Breaking Down "She Starts Making Fresh Coffee"
This is sentence number four from the Sarah's Morning story.
Sarah has checked her phone. She's felt the cold kitchen. Now she starts making fresh coffee.
Let me show you why this simple sentence is difficult for so many listeners.
The Sentence
"She starts making fresh coffee."
Say it out loud three times. Listen to yourself.
Did you hear six separate words? Or did it sound like one long stream?
That's the key.
English Has a Constant Rhythm
Think of a heartbeat. It is steady and regular.
English sentences work the same way.
In this sentence, there are two main beats: STARTS and FRESH.
She STARTS making FRESH coffee.
Everything else moves faster around those beats.
You can hear the word "coffee", but it's softer and faster.
When you listen to English, don't try to catch every word equally. Listen for the strong beats first. The weak words will fill in around them.
The Consonant Clusters
Here's where it gets interesting.
English words don't stay separate. They crash into each other.
Cluster One: starts + making
The end of "starts" has three consonant sounds: r-t-s.
The beginning of "making" has one: m.
Put them together: r-t-s-m.
Starts-smake. Starts-smake.
Your tongue barely lifts between "starts" and "making." It's almost one word.

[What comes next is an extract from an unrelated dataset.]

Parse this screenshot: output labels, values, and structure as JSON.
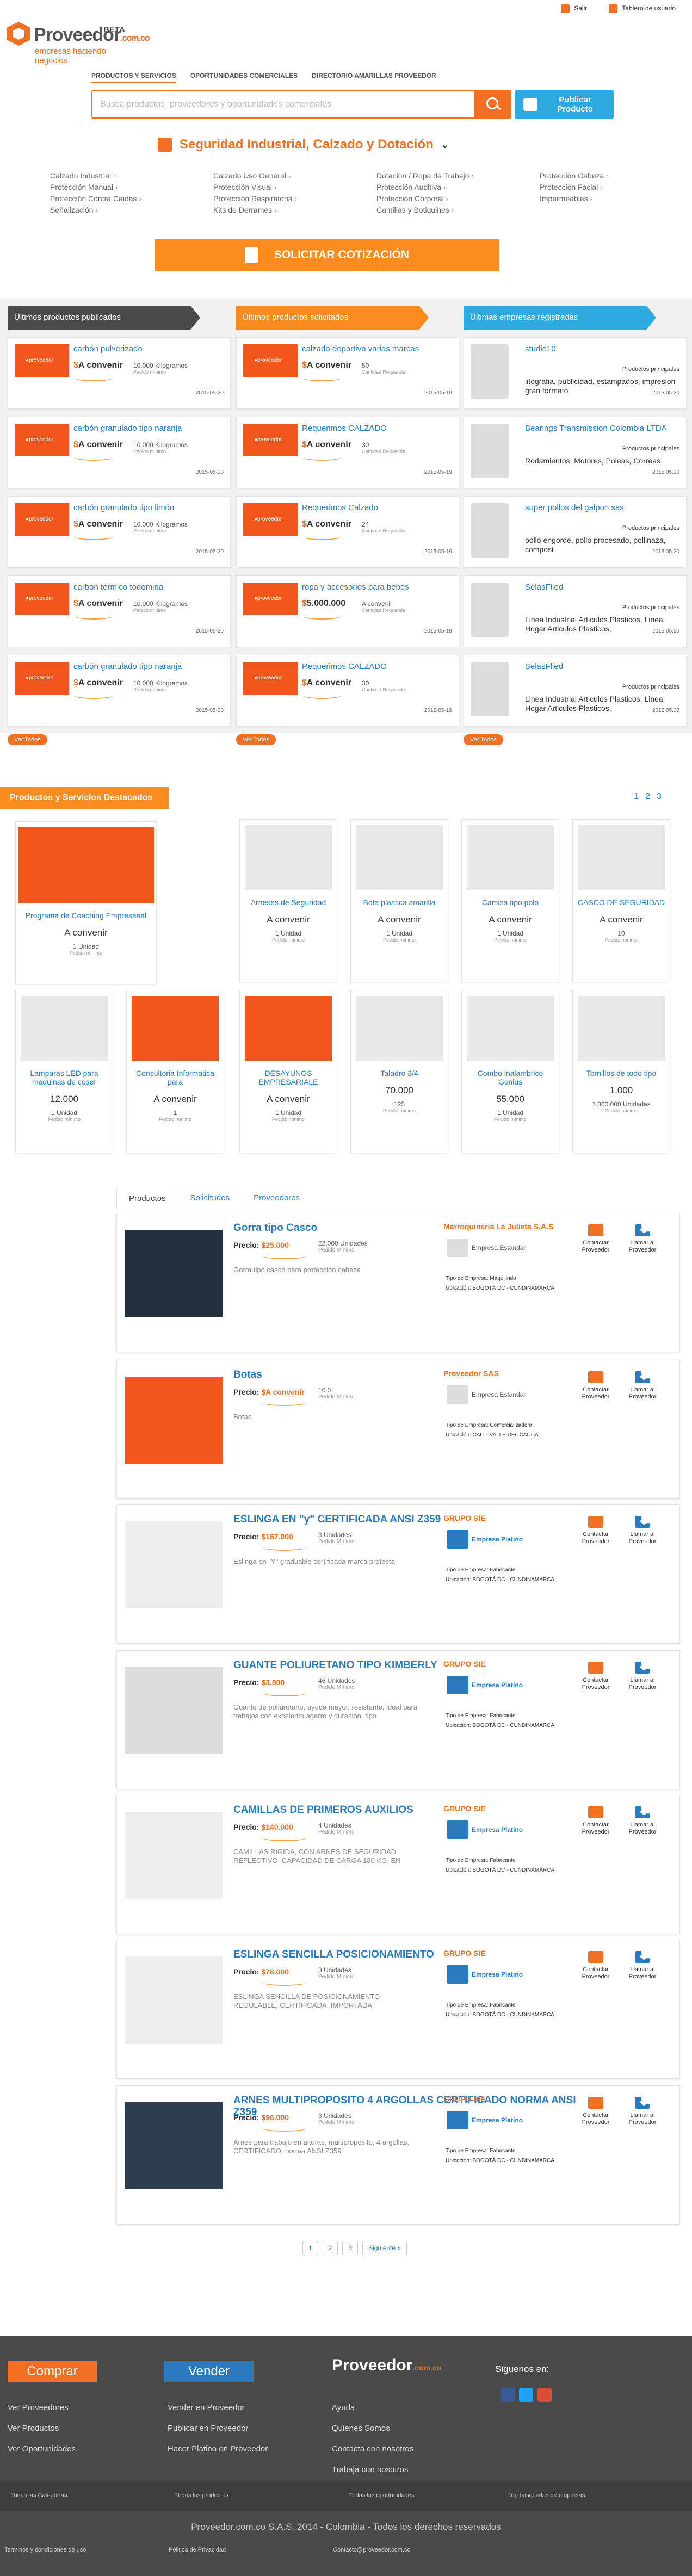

Cluster Two: making + fresh
The end of "making" is ng.
The beginning of "fresh" is f-r.
Put them together: ng-f-r.
Making-gfresh. Making-gfresh.
Again, they blend. There is no pause. There is no separation.
Why This Matters
I've taught English in Japan since 1998.
I've seen hundreds of students who know every word in a sentence but can't understand it when they hear it.
Why?
Because they're listening for separate words.
English doesn't work that way.
Words blend. They crash together. They create new sounds at the borders.
If you expect six separate words in "She starts making fresh coffee," you'll miss the sentence.
But if you expect two strong beats with words flowing around them, suddenly it becomes clear.
Your Practice Assignment
Here's what I want you to do.
Shadow this sentence twenty times today.
You can find it right on this site. There’s even a button to make it easy to play 20 times.
Say it with the rhythm. Feel where the words connect.
She STARTS making FRESH coffee. She STARTS making FRESH coffee. She STARTS making FRESH coffee.
As your mouth gets better at making these sounds, your ear gets better at hearing them.
As your ear gets better, your mouth improves too.
They train each other.
The Real Secret
Most English teachers focus on grammar rules.
I used to do that too.
But grammar is procedural memory, not descriptive memory.
You don't think about riding a bike. You just ride it.
You don't think about rhythm and clusters. You just hear them.
But first, you need to practice them.
Twenty times today.
Make your mouth do what English speakers' mouths do.
Then your ear will start hearing what English speakers hear.
That's how you get better at listening.
Not by thinking more.
By practicing more.
Ready to practice? Listen to today's podcast episode where I walk you through this sentence with audio examples. Shadow along with me.
The full Sarah's Morning story has twelve sentences. This is just number four. Master this one, and the others become easier.
Because once you understand how English rhythm works in one sentence, you start hearing it everywhere.